1 Leitsatz
Ist das WEG-Konzentrationsberufungsgericht (§ 72 Abs. 2 GVG) als Berufungsgericht im Erkenntnisverfahren auch für den als Streitgenossen in Anspruch genommenen Mieter zuständig, bleibt diese Zuständigkeit im Beschwerdeverfahren auch für nur gegen den Mieter gerichtete Vollstreckungsmaßnahmen bestehen.
2 Normenkette
GVG § 72 Abs. 2
Sachverhalt
Mit einer sofortigen Beschwerde wendet sich Schuldner S (der Mieter eines Wohnungseigentümers) gegen einen Beschluss des Amtsgerichts (AG), mit welchem dieses ihm ein Ordnungsgeld auferlegt hat. Fraglich ist, welches Gericht für die Entscheidung zuständig ist.
Entscheidung
Das Landgericht (LG) meint, die Zuständigkeit richte sich nach § 72 Abs. 2 GVG. Zuständig sei also das zentrale Berufungs- und Beschwerdegericht in Wohnungseigentumsverfahren. Zwar sei das Verfahren gegen S kein Wohnungseigentumsverfahren gewesen. Der BGH habe aber für das Erkenntnisverfahren entschieden, dass § 72 Abs. 2 GVG auch für einen Streitgenossen des Wohnungseigentümers anwendbar sei. Im Vollstreckungsverfahren könne nichts anderes gelten.
Hinweis
Das nach § 72 Abs. 2 GVG zuständige Konzentrations-LG ist auch für ein Rechtsmittel oder einen Rechtsbehelf in Zwangsvollstreckungsverfahren gegen einen in einem Verfahren nach § 43 Nr. 1 bis Nr. 4 und Nr. 6 WEG ergangenen Titel zuständig (BGH, Beschluss v. 19.2.2009, V ZB 188/08, NJW 2009 S. 1282 Rn. 7 ff.). Das LG ergänzt dieses Denken und meint, so sei es auch, wenn es sich zwar um einen Mieter handelt, er aber neben dem Wohnungseigentümer Titelschuldner ist. Zu dieser Beurteilung gelangt es mit Blick auf die o. g. BGH-Entscheidung.
Der BGH hatte dort für das Erkenntnisverfahren entschieden, dass es sich um eine § 72 Abs. 2 GVG unterfallende WEG-Sache handelt, wenn die Entscheidung den Vermieter und den Mieter als Streitgenossen betrifft, Mieter und Vermieter Berufung einlegen und der Vermieter später die Berufung zurücknimmt. Ferner entschied der BGH, es gelte nichts anderes, wenn nur der Mieter Berufungsführer oder Berufungsbeklagter ist.

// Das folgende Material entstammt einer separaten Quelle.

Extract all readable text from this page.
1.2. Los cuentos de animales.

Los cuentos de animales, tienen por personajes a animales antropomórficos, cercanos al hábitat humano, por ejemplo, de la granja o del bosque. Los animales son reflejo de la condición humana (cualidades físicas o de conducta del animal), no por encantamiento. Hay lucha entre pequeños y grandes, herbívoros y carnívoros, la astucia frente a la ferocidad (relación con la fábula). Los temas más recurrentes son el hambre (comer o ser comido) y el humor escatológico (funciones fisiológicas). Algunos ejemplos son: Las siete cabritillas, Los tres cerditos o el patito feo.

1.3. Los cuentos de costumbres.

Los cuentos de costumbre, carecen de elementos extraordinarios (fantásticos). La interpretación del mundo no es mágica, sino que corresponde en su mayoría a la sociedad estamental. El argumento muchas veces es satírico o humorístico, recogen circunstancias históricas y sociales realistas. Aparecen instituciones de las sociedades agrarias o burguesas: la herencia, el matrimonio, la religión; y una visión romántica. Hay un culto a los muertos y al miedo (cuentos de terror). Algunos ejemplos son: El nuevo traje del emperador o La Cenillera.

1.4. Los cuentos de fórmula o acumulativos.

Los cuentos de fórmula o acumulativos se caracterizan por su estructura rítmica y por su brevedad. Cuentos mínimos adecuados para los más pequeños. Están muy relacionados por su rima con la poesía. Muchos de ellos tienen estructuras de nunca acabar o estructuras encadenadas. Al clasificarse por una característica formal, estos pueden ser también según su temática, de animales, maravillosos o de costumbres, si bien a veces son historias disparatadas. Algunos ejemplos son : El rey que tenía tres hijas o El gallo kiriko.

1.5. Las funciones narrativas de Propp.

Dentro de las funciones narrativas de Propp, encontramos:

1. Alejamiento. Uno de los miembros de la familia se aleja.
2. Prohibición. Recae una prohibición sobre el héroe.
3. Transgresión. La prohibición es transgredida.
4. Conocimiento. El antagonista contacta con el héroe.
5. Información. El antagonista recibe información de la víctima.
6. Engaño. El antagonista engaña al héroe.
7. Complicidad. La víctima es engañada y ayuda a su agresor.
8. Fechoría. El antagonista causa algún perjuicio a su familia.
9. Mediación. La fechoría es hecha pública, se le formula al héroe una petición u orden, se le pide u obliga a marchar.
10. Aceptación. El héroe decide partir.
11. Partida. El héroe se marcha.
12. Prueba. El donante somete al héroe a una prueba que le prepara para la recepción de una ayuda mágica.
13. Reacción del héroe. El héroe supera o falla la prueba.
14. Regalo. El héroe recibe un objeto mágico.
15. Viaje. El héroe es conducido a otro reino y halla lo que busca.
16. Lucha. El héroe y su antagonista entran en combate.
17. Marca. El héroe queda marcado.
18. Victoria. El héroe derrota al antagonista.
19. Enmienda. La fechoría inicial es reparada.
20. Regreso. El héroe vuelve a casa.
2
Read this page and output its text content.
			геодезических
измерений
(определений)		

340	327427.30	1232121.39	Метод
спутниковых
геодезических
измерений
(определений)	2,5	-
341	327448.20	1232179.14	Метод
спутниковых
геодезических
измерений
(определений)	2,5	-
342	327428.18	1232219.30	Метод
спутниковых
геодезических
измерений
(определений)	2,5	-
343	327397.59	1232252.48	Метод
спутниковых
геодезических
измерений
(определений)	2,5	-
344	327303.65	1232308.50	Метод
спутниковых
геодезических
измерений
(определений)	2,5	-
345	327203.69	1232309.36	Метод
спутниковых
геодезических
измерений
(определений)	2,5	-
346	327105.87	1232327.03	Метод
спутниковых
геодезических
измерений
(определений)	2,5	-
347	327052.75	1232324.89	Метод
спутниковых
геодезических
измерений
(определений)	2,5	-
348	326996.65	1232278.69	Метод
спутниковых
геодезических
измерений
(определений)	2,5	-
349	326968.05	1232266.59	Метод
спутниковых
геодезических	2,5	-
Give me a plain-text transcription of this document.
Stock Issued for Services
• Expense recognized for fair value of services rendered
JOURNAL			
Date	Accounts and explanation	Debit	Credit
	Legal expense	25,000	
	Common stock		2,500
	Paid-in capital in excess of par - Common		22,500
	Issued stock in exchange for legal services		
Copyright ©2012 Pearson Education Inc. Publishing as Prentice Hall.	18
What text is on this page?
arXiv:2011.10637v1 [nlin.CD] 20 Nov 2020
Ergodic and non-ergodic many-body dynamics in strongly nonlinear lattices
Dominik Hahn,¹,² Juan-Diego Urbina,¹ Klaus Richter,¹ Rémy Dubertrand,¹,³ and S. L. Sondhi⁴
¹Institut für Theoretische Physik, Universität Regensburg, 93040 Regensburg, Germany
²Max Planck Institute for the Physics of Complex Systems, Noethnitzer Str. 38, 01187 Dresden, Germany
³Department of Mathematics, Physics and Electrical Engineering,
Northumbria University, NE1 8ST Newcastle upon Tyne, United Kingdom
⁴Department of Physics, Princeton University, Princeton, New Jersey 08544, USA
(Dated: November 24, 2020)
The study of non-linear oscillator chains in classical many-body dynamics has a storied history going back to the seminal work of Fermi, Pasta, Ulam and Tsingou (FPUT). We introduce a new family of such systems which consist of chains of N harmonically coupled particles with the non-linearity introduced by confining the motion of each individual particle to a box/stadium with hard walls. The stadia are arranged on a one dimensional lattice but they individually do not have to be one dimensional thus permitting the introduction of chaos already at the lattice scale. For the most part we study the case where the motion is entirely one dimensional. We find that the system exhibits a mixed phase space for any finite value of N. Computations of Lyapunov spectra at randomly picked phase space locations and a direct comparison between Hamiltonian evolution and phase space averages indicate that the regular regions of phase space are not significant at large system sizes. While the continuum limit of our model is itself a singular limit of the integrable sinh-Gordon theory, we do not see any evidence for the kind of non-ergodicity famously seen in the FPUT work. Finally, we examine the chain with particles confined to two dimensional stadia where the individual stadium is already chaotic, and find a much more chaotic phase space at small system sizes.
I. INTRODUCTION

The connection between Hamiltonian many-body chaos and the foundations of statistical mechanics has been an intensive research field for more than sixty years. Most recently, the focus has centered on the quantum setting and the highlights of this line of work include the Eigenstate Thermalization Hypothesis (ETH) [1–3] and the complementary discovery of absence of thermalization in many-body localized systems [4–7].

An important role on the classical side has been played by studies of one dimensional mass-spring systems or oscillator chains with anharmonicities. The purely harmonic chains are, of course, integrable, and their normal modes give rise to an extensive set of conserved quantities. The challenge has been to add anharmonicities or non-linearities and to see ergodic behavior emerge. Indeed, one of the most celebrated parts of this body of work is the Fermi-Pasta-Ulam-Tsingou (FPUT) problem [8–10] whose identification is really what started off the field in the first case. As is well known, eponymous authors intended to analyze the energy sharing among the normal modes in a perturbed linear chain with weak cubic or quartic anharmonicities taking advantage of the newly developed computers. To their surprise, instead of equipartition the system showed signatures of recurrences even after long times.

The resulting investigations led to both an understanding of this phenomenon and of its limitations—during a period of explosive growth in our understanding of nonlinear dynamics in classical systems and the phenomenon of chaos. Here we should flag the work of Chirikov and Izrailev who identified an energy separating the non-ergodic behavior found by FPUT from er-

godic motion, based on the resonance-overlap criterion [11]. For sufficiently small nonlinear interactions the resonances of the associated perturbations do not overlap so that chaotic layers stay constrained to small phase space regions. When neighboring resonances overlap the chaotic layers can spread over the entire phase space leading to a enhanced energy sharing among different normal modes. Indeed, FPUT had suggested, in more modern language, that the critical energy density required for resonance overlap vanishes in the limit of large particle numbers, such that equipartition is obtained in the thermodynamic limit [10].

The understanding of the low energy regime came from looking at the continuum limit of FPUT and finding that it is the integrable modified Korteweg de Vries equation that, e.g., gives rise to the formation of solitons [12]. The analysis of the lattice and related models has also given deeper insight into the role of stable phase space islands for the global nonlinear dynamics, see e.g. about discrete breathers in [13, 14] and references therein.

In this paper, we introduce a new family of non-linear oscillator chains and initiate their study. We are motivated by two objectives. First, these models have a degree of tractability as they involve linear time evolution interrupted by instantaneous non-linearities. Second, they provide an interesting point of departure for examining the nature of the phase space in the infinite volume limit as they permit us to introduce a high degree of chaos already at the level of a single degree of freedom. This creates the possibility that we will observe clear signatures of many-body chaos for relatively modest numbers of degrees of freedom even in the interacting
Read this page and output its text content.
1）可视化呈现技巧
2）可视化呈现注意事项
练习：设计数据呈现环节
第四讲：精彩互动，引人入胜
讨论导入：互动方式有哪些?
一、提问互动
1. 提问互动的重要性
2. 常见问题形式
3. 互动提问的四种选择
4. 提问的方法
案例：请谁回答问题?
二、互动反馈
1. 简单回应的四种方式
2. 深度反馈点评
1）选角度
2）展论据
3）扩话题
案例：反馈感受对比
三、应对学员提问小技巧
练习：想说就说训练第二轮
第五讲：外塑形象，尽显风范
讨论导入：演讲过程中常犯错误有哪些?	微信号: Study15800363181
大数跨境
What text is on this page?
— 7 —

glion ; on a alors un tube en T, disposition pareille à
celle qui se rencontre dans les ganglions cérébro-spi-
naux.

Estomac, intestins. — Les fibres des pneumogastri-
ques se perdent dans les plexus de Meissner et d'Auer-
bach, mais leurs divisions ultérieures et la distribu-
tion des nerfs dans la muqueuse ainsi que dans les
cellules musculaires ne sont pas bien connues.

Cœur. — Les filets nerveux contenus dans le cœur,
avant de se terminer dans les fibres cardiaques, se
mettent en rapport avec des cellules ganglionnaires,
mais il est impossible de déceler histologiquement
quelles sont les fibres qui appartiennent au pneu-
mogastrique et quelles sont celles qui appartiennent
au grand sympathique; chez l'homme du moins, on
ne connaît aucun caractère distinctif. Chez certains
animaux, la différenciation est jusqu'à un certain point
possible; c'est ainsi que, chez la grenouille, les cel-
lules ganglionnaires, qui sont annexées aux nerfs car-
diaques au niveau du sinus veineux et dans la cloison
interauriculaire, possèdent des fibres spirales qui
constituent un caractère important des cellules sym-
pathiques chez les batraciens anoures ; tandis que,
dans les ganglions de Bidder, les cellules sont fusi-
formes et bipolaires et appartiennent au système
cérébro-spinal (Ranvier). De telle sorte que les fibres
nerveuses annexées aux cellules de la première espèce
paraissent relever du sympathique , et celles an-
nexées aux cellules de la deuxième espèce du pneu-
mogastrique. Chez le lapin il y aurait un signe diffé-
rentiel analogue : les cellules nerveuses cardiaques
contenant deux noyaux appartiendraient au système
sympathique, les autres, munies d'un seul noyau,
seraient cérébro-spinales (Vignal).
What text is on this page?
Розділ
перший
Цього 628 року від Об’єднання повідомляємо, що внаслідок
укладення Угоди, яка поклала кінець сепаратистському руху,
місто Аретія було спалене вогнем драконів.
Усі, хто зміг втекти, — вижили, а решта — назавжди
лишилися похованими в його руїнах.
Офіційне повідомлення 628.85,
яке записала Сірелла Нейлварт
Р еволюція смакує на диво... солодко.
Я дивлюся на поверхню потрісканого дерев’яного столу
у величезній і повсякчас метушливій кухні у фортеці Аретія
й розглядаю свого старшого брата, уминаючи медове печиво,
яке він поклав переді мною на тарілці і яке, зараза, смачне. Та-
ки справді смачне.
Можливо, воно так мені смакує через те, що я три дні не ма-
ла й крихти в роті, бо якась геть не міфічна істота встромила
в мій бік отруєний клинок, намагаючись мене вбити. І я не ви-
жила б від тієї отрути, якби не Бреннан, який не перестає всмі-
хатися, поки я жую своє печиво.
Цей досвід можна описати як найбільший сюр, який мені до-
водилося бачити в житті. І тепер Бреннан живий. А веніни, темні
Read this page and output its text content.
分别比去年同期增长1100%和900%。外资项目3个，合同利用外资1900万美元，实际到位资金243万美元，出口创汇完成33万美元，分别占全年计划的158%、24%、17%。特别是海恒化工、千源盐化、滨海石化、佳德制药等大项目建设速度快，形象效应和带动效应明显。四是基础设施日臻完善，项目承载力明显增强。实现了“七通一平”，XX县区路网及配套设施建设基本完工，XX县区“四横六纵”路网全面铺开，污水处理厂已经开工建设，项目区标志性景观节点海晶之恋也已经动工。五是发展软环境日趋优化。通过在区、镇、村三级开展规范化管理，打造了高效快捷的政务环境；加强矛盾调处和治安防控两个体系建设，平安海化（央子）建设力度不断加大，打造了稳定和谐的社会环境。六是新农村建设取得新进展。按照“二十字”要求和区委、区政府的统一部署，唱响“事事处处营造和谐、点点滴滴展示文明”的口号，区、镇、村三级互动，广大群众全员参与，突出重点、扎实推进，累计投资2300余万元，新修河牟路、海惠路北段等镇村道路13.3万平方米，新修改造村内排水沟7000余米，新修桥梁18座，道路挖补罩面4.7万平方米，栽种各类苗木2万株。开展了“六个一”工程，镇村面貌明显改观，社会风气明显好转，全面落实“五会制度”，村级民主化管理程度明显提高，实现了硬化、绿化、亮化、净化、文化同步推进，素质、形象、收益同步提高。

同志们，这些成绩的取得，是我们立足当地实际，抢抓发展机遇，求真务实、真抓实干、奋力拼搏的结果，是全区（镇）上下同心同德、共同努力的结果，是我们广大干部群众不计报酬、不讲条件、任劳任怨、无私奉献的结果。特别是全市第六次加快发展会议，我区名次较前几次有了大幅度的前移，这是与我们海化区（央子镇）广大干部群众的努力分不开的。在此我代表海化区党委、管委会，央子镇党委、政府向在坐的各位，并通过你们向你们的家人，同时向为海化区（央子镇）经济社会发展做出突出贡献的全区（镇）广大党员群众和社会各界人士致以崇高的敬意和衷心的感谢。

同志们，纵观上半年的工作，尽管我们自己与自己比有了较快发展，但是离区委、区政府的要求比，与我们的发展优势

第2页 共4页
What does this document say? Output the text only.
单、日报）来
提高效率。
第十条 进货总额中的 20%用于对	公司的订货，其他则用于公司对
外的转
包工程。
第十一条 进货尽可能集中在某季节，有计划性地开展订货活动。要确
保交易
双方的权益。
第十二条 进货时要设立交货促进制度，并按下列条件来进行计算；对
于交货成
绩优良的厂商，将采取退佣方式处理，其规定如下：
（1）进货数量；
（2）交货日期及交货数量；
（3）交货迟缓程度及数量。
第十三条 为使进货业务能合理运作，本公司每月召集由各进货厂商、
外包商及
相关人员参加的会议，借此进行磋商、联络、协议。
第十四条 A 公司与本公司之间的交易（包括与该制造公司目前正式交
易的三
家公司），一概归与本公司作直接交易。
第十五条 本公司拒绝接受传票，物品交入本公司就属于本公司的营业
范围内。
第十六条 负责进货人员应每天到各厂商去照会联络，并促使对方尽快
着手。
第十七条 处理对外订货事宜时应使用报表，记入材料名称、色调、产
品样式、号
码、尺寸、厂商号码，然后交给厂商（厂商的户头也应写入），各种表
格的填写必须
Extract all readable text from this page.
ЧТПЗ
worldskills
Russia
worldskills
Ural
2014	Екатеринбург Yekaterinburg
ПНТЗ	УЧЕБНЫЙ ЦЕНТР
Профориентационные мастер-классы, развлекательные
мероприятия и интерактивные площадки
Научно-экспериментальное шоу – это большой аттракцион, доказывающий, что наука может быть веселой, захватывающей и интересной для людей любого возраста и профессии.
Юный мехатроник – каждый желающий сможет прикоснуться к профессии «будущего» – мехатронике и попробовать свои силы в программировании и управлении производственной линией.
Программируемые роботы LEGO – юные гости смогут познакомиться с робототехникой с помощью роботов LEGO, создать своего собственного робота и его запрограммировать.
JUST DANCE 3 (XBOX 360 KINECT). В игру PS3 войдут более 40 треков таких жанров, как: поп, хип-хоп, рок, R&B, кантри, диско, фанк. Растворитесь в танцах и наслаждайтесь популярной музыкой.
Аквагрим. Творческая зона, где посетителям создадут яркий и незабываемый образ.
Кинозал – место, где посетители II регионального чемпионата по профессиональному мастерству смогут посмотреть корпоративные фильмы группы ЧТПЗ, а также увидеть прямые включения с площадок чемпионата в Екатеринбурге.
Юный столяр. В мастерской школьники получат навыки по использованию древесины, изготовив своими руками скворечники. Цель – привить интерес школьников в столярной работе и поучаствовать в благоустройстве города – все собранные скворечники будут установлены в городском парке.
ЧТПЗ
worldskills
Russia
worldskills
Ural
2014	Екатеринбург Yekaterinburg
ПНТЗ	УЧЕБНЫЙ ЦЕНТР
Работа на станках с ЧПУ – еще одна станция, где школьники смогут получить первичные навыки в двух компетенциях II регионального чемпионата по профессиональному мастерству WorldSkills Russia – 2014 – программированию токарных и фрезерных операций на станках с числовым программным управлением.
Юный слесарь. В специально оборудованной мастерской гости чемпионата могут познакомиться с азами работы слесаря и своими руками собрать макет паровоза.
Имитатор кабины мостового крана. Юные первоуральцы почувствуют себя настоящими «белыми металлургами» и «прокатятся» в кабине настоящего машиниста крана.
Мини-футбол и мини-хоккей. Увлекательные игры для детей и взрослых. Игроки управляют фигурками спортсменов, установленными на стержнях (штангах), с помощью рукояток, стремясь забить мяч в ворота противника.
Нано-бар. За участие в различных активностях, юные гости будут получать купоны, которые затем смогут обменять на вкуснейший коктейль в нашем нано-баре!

Beim BGH blieb offen, was gilt, wenn sämtliche Streitgenossen, für die der Rechtsstreit eine Streitigkeit gem. § 43 Nr. 1 bis Nr. 4 und 6 WEG darstellt, bereits vor der Entscheidung in erster Instanz "ausgeschieden" sind. So liegt der Fall zwar nicht. Er liegt aber sogar "schlimmer". Denn der vermietende Wohnungseigentümer ist nicht nur nicht aus dem Zwangsvollstreckungsverfahren ausgeschieden. Vielmehr war er dort von Anfang an nie beteiligt. Dennoch dürfte die LG-Entscheidung richtig sein. Denn das LG-Konzentrationsgericht ist wohl auch dann zuständig, wenn das Urteil 1. Instanz nur gegenüber dem Mieter erging. Selbst wenn die Entscheidung in erster Instanz nur gegenüber einer Person ergangen ist, für die der Rechtsstreit keine Streitigkeit gem. § 43 Nr. 1 bis Nr. 4 und 6 WEG darstellte, wird nämlich das LG-Konzentrationsgericht in der Regel eine besondere Sachkunde haben.